- Born: 3 January 1953 (age 73)
- Education: University of Exeter
- Children: 2
- Engineering career
- Discipline: Structural engineer
- Institutions: Fellow of the Institution of Structural Engineers, Member of the Institution of Civil Engineers
- Practice name: Now Retired

= Sarah Buck =

English structural and civil engineer and business woman (born 1953)

Sarah Buck (born 3 January 1953) is an English structural and civil engineer and business woman. From 2007-2009 she was the 88th President, and first female President, of the Institution of Structural Engineers.

==Education==
Buck attended Stafford Girls High School and then went to study engineering at the University of Exeter in 1971, achieving a BSc with First Class Honours. She was the first pupil from Stafford Girls High School to go on to study engineering. Following her undergraduate degree she undertook a year of post graduate research in medical engineering in 1974.

==Career==
Buck started her career at Freeman Fox & Partners in Exeter in 1975, followed by stints at Teignmouth District Council from 1976 to 1980; John Burrow and Partners (renamed DHV in 1991) from 1980 to 1993; and Bolgar Sykes White in Torquay from 1993 to 1996. She started her own business as a sole trader 1993, and then co-founded BSW Consulting in 1996 based in Exeter, where she has been a director for the past 11 years. She has been involved in the design and supervision of a wide range of civil and structural projects over her 30-year career, developing an interest in historic structures and sustainable construction.

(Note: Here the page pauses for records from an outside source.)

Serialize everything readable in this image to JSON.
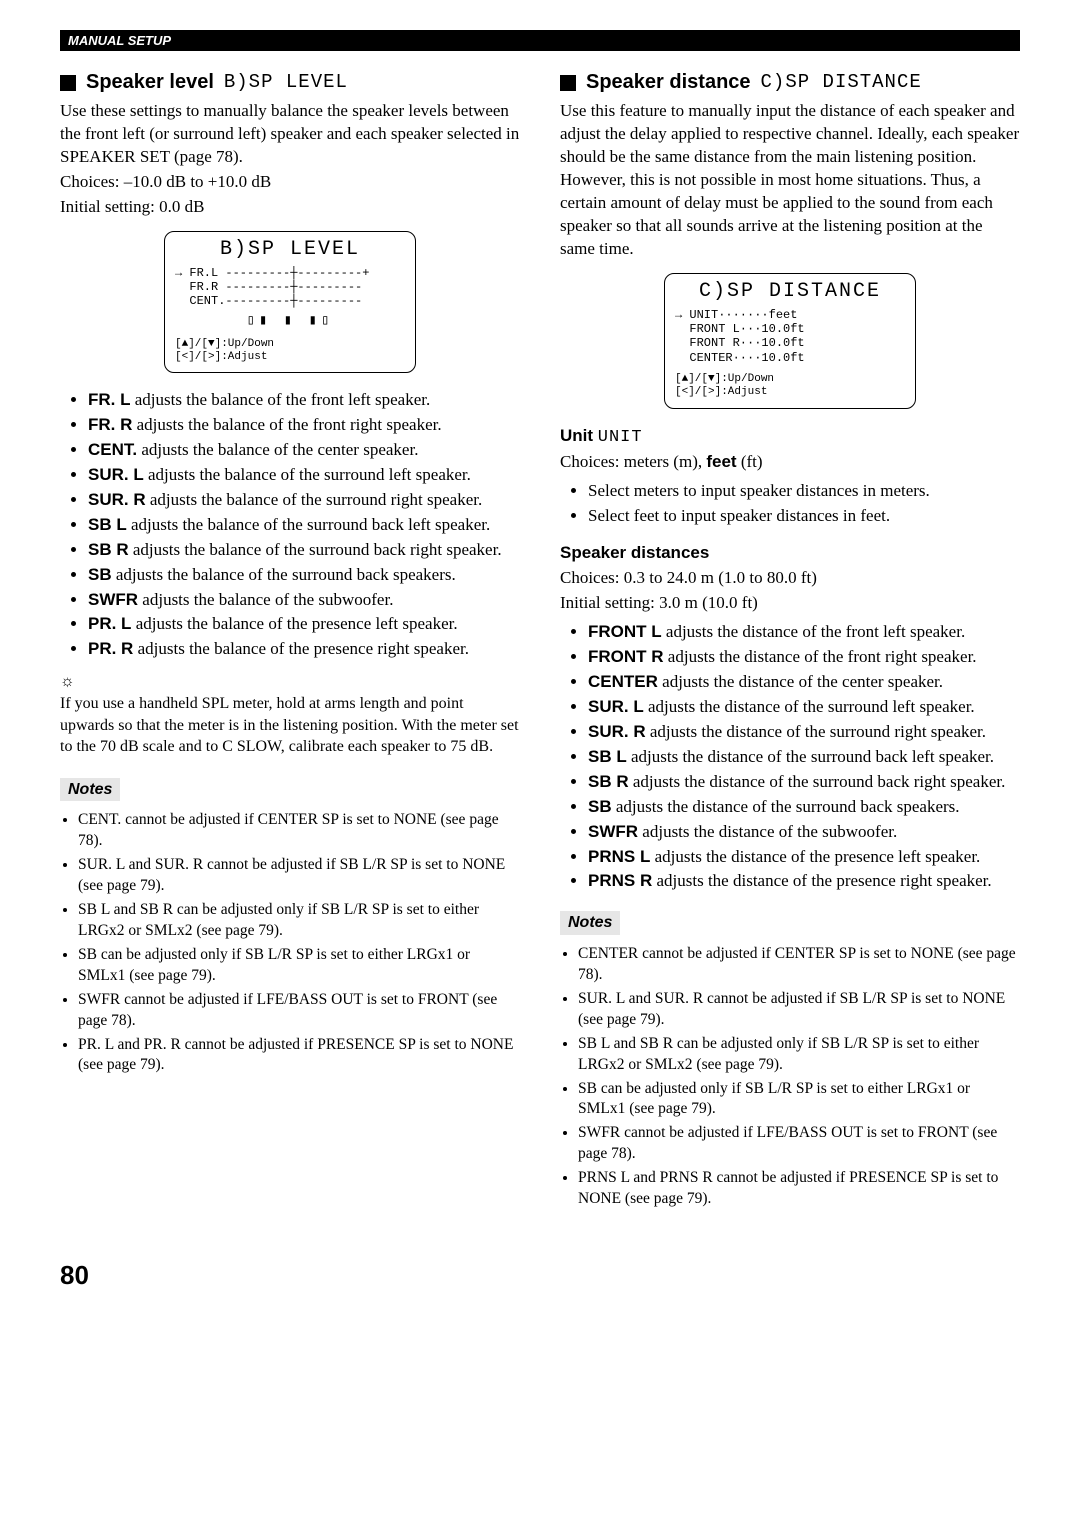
{
  "header": {
    "label": "MANUAL SETUP"
  },
  "page_number": "80",
  "left": {
    "title_bold": "Speaker level",
    "title_osd": "B)SP LEVEL",
    "intro": "Use these settings to manually balance the speaker levels between the front left (or surround left) speaker and each speaker selected in SPEAKER SET (page 78).",
    "choices": "Choices: –10.0 dB to +10.0 dB",
    "initial": "Initial setting: 0.0 dB",
    "screen": {
      "title": "B)SP LEVEL",
      "lines": "→ FR.L ---------┼---------+\n  FR.R ---------┼---------\n  CENT.---------┼---------",
      "hint": "[▲]/[▼]:Up/Down\n[<]/[>]:Adjust"
    },
    "bullets": [
      {
        "term": "FR. L",
        "desc": " adjusts the balance of the front left speaker."
      },
      {
        "term": "FR. R",
        "desc": " adjusts the balance of the front right speaker."
      },
      {
        "term": "CENT.",
        "desc": " adjusts the balance of the center speaker."
      },
      {
        "term": "SUR. L",
        "desc": " adjusts the balance of the surround left speaker."
      },
      {
        "term": "SUR. R",
        "desc": " adjusts the balance of the surround right speaker."
      },
      {
        "term": "SB L",
        "desc": " adjusts the balance of the surround back left speaker."
      },
      {
        "term": "SB R",
        "desc": " adjusts the balance of the surround back right speaker."
      },
      {
        "term": "SB",
        "desc": " adjusts the balance of the surround back speakers."
      },
      {
        "term": "SWFR",
        "desc": " adjusts the balance of the subwoofer."
      },
      {
        "term": "PR. L",
        "desc": " adjusts the balance of the presence left speaker."
      },
      {
        "term": "PR. R",
        "desc": " adjusts the balance of the presence right speaker."
      }
    ],
    "tip_icon": "☼",
    "tip": "If you use a handheld SPL meter, hold at arms length and point upwards so that the meter is in the listening position. With the meter set to the 70 dB scale and to C SLOW, calibrate each speaker to 75 dB.",
    "notes_label": "Notes",
    "notes": [
      "CENT. cannot be adjusted if CENTER SP is set to NONE (see page 78).",
      "SUR. L and SUR. R cannot be adjusted if SB L/R SP is set to NONE (see page 79).",
      "SB L and SB R can be adjusted only if SB L/R SP is set to either LRGx2 or SMLx2 (see page 79).",
      "SB can be adjusted only if SB L/R SP is set to either LRGx1 or SMLx1 (see page 79).",
      "SWFR cannot be adjusted if LFE/BASS OUT is set to FRONT (see page 78).",
      "PR. L and PR. R cannot be adjusted if PRESENCE SP is set to NONE (see page 79)."
    ]
  },
  "right": {
    "title_bold": "Speaker distance",
    "title_osd": "C)SP DISTANCE",
    "intro": "Use this feature to manually input the distance of each speaker and adjust the delay applied to respective channel. Ideally, each speaker should be the same distance from the main listening position. However, this is not possible in most home situations. Thus, a certain amount of delay must be applied to the sound from each speaker so that all sounds arrive at the listening position at the same time.",
    "screen": {
      "title": "C)SP DISTANCE",
      "lines": "→ UNIT·······feet\n  FRONT L···10.0ft\n  FRONT R···10.0ft\n  CENTER····10.0ft",
      "hint": "[▲]/[▼]:Up/Down\n[<]/[>]:Adjust"
    },
    "unit_heading": "Unit",
    "unit_osd": "UNIT",
    "unit_choices_pre": "Choices: meters (m), ",
    "unit_choices_bold": "feet",
    "unit_choices_post": " (ft)",
    "unit_bullets": [
      "Select meters to input speaker distances in meters.",
      "Select feet to input speaker distances in feet."
    ],
    "dist_heading": "Speaker distances",
    "dist_choices": "Choices: 0.3 to 24.0 m (1.0 to 80.0 ft)",
    "dist_initial": "Initial setting: 3.0 m (10.0 ft)",
    "bullets": [
      {
        "term": "FRONT L",
        "desc": " adjusts the distance of the front left speaker."
      },
      {
        "term": "FRONT R",
        "desc": " adjusts the distance of the front right speaker."
      },
      {
        "term": "CENTER",
        "desc": " adjusts the distance of the center speaker."
      },
      {
        "term": "SUR. L",
        "desc": " adjusts the distance of the surround left speaker."
      },
      {
        "term": "SUR. R",
        "desc": " adjusts the distance of the surround right speaker."
      },
      {
        "term": "SB L",
        "desc": " adjusts the distance of the surround back left speaker."
      },
      {
        "term": "SB R",
        "desc": " adjusts the distance of the surround back right speaker."
      },
      {
        "term": "SB",
        "desc": " adjusts the distance of the surround back speakers."
      },
      {
        "term": "SWFR",
        "desc": " adjusts the distance of the subwoofer."
      },
      {
        "term": "PRNS L",
        "desc": " adjusts the distance of the presence left speaker."
      },
      {
        "term": "PRNS R",
        "desc": " adjusts the distance of the presence right speaker."
      }
    ],
    "notes_label": "Notes",
    "notes": [
      "CENTER cannot be adjusted if CENTER SP is set to NONE (see page 78).",
      "SUR. L and SUR. R cannot be adjusted if SB L/R SP is set to NONE (see page 79).",
      "SB L and SB R can be adjusted only if SB L/R SP is set to either LRGx2 or SMLx2 (see page 79).",
      "SB can be adjusted only if SB L/R SP is set to either LRGx1 or SMLx1 (see page 79).",
      "SWFR cannot be adjusted if LFE/BASS OUT is set to FRONT (see page 78).",
      "PRNS L and PRNS R cannot be adjusted if PRESENCE SP is set to NONE (see page 79)."
    ]
  }
}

Buck’s recent projects have included the new Children's Hospice near Bristol, a major study and remedial works at Mullion Harbour in Cornwall, a major refurbishment of a listed building and extensions to many schools. Other projects have included schools, flats, offices, leisure centres, hotels, banks, airports, drainage schemes and land fill sites. Whilst most of her work has been based around the UK’s South West, there have also been several overseas projects including Mmabtho Airport in Southern Africa, a new 15 km long sewerage scheme for Negril in Jamaica, and roads in Southern Africa.

==Wider industry involvement==
Buck was elected as the first woman Council member of IStructE in 1983, and is a past chairman of the Devon and Cornwall branch of the IStructE. She was awarded IStructE’s Lewis Kent Award in 2001 which is awarded for personal services by a member to the Institution or the profession. She also played a key role in introducing the new membership grade of Technician (launched in February 2007) and the Institution’s first business plan. She was appointed President of IStructE on Thursday 4 October 2007 and was the first woman to be elected to this position. She also won a Civil Engineer Outstanding Achiever Award at the Atkins Inspire Awards in 2007.

Buck is also involved in the Education Sector as well as the wider construction industry. She is a Pro-Chancellor at Exeter university and a member of University Council (governing body). She is a member of the IStruct Joint Board of Moderators. She was a member of South West Women in Construction, who actively promote construction as a career for girls, and is a past member of the civil engineering advisory board of Exeter College, Exeter.

She was appointed Officer of the Order of the British Empire (OBE) in the 2015 New Year Honours for services to engineering and education.